Biz İYİ Parti olarak kendimizi tek millet saydığımız, kendimizden ayrı bilmediğimiz Azerbaycan başta olmak üzere, Adriyatik'ten Çin'e, Adalar Denizi'nden Altayların ötesine kadar Türk dünyası coğrafyasında yaşayan her bir soydaşımızın lehine atılmış her bir imzayı önemsiyor, değerli sayıyoruz; usulden değil gönülden destekliyoruz. Dahası, bunları iş birliği de saymıyoruz; bunlar, çıkar ve menfaat üzere girişilen ortaklıklardan çok daha fazlası bizim için. İş birliği değil de Gaspıralı'nın tanımladığı gibi, işte birlik aslında her biri ama bu işte birlikleri sarsılmaz kılacak duygudaşlığın inşası da bir o kadar önemli değil mi? Üzerinde konuştuğumuz bütün bu anlaşmaları Türk dünyasını saran, sarmalayan, geçit vermez surlara çevirmenin vesilesi yapamazsak eğer, yüz yıldır zifirî karanlıklarında fırsat kollayan bir avuç namerdin ağılı dilleriyle cumhuriyete savaş açmaya dahi cüret edebildiği bu çatı altında, hainlerin kutsanabildiği, isyan heveskârlarının irinlerini saçabildikleri maalesef bu çatı altında Hocalı'nın hakkı bir dakika, iki satır olacaksa niteliği ticariden öteye geçmeyen kâğıt parçalarından farkı kalır mı bu anlaşmaların?
Tarih bilmenize hiç gerek yok, Türksüz Ermenistan planlarını görmenize gerek yok, 1900'lerin başından itibaren Türklerden arındırma operasyonlarını bilmenize gerek yok, Şark meselesini bilmenize gerek yok, Karabağ'ın jeopolitiğinin ne anlama geldiğini bilmenize gerek yok. Av tüfekleri dahi kendilerini savunabilecekleri neleri varsa toplatılmış, elektriksiz, telefonsuz, ulaşımsız, irtibatsız bırakılmış bir kasaba dolusu insan, 9 tank, 4 zırhlı taşıyıcı, 70 piyade zırhlı savaş aracı, 4 roket sistemi, 8 top, 57 havan topuyla hedef alınmış ve o kasabadan geriye bir kan, bir barut, bir de insan eti kokusu kalmışsa eğer, diri diri yakılmışsa insanlar, derileri yüzülmüşse, kasaturalarla karınları deşilmişse hamile kadınların, çocukların koparılan kafaları top yapılmışsa kirli ayaklara, ayaklanır ya vicdan, her vesileyle, her fırsatta ayaklanır! Bu unutulmaz, unutulamaz; buna alışılmaz, alışılamaz; bu sıradanlaştırılamaz.

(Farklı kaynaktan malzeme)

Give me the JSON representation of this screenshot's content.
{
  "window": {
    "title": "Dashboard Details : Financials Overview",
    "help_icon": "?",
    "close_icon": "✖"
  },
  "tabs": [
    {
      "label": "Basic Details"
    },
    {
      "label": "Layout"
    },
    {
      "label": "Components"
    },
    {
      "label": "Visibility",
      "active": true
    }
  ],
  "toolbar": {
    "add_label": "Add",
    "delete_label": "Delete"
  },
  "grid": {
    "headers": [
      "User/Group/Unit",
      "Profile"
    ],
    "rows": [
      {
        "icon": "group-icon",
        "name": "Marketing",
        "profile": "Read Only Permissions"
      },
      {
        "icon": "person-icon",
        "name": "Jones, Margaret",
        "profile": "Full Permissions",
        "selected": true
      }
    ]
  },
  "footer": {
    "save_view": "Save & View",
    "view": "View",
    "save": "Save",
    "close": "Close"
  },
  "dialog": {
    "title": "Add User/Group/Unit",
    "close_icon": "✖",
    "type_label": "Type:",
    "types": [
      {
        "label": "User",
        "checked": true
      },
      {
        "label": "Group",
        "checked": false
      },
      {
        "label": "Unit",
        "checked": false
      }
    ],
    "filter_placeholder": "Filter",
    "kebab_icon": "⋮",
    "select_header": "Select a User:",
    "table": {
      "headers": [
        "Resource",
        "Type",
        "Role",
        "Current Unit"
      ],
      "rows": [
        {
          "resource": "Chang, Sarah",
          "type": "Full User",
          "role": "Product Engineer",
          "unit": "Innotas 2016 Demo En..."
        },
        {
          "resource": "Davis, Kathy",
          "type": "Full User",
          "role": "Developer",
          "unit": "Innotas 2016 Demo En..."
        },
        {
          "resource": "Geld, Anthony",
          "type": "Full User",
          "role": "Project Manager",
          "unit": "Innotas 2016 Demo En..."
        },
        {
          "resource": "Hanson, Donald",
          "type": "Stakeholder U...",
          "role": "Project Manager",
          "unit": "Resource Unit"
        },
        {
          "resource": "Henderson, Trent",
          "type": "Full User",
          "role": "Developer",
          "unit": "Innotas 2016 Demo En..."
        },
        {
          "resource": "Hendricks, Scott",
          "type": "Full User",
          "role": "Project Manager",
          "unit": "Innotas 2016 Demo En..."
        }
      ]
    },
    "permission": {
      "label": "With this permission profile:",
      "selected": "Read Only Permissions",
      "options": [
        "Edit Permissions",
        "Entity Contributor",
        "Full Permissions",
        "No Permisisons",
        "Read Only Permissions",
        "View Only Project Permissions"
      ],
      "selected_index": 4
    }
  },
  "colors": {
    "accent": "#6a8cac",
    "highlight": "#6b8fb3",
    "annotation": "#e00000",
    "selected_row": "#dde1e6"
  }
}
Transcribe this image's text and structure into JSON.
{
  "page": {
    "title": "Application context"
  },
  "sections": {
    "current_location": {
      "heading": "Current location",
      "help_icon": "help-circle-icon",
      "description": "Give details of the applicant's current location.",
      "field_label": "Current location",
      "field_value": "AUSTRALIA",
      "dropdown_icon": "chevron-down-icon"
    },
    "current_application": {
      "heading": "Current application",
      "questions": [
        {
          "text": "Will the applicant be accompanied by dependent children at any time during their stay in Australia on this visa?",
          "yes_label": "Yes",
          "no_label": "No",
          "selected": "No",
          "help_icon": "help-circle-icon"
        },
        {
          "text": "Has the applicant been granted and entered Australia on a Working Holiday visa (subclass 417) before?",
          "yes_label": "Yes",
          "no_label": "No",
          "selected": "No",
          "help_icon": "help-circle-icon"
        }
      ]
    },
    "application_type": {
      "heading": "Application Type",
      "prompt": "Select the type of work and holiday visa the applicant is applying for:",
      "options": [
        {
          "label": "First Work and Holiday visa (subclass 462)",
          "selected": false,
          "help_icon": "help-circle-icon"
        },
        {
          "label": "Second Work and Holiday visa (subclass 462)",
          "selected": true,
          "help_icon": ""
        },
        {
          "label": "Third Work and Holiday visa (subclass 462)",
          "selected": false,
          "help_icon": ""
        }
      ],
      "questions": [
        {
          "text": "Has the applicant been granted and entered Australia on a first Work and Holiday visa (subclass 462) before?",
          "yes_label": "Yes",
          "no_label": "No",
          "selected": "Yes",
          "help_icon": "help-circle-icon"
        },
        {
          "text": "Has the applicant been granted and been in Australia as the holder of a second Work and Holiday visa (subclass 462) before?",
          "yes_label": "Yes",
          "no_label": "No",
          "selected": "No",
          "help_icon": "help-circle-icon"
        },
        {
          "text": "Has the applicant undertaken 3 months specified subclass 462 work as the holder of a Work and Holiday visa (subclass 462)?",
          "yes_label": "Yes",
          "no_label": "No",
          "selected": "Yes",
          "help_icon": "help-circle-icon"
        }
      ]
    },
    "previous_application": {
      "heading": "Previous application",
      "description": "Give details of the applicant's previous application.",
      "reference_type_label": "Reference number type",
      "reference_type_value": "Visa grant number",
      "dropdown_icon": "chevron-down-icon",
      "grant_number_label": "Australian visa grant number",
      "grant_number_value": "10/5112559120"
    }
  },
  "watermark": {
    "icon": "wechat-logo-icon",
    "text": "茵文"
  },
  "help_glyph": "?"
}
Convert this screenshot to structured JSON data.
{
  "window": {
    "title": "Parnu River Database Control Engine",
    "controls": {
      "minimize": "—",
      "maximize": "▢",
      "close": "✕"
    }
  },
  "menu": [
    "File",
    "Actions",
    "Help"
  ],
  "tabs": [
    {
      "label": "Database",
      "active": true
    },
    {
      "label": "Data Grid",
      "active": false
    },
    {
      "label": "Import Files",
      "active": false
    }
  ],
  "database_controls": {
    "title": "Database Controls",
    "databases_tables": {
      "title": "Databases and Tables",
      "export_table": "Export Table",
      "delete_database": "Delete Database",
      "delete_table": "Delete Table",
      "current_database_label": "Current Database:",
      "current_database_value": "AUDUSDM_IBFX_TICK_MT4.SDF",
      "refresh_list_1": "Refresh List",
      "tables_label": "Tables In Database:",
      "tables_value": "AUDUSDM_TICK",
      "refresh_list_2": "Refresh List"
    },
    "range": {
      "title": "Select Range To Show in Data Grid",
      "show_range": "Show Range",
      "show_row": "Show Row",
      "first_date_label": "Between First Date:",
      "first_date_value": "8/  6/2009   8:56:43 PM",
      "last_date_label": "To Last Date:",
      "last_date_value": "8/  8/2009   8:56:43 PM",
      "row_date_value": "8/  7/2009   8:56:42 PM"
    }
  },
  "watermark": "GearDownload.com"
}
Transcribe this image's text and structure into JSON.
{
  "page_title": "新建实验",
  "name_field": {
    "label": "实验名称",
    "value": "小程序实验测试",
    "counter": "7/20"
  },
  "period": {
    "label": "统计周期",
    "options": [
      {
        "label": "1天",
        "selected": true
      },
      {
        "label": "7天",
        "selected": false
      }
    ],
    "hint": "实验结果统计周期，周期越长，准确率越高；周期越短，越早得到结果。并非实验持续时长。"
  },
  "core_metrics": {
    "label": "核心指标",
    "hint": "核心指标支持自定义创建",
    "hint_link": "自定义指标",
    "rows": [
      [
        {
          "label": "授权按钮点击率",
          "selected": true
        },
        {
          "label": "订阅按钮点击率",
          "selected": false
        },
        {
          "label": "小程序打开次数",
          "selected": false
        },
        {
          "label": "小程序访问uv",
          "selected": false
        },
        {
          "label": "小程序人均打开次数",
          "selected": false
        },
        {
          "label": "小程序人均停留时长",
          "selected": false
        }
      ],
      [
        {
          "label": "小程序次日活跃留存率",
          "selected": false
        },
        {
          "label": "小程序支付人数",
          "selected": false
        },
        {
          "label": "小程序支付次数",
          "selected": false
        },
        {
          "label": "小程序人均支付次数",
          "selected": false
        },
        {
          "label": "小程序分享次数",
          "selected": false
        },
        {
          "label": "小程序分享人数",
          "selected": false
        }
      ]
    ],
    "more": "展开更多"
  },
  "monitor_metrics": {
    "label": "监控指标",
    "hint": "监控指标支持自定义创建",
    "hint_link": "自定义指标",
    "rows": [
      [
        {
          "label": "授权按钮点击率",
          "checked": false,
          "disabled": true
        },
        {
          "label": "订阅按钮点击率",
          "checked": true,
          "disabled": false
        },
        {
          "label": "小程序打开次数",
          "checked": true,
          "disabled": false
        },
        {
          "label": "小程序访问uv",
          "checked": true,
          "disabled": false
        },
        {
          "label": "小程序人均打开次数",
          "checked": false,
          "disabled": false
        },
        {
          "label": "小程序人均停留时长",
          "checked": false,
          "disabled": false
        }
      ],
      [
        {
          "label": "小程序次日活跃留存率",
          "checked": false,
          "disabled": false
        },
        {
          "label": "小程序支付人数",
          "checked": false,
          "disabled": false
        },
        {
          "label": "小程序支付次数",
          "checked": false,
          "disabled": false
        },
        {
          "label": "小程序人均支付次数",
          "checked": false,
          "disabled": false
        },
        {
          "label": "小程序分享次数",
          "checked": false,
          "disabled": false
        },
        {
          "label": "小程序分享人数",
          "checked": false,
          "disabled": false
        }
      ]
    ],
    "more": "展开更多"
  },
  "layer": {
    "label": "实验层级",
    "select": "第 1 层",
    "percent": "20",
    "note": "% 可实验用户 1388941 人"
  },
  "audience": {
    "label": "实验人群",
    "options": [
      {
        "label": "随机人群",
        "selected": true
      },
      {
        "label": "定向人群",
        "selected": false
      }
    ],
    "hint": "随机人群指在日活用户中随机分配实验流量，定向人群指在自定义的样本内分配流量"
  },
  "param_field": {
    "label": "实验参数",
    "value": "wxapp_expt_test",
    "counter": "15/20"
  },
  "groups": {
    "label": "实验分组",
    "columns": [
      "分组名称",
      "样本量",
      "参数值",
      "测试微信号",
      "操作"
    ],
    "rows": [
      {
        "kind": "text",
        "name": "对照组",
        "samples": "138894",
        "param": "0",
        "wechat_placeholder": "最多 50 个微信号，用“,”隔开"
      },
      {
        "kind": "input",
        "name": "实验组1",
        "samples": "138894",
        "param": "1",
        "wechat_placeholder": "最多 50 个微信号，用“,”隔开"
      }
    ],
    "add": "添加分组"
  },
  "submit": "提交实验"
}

63'ü çocuk, 106'sı kadın ve 70'i yaşlı olan 613 kişi öldü diyoruz ya, o 613 şehidimiz pazarlıklarla cenazeleri alınıp da defnedilebilenler sadece. 613 kaybımız değil, 613 kabrimiz var bizim Hocalı'dan kalan. Ermenilerin ateş açmama sözü verdikleri ormanda sözlerini tutmayıp öldürdükleri soydaşlarımız bunlar. Hocalı'dan sonrasının bilançosu aslında ama aslında Hocalı'da kime, ne olduğu hâlâ bir muamma. O ceset dağlarında saklı gerçeği Hocalı'nın, biri de geçtiğimiz yıl bulunan toplu mezarlarda saklı.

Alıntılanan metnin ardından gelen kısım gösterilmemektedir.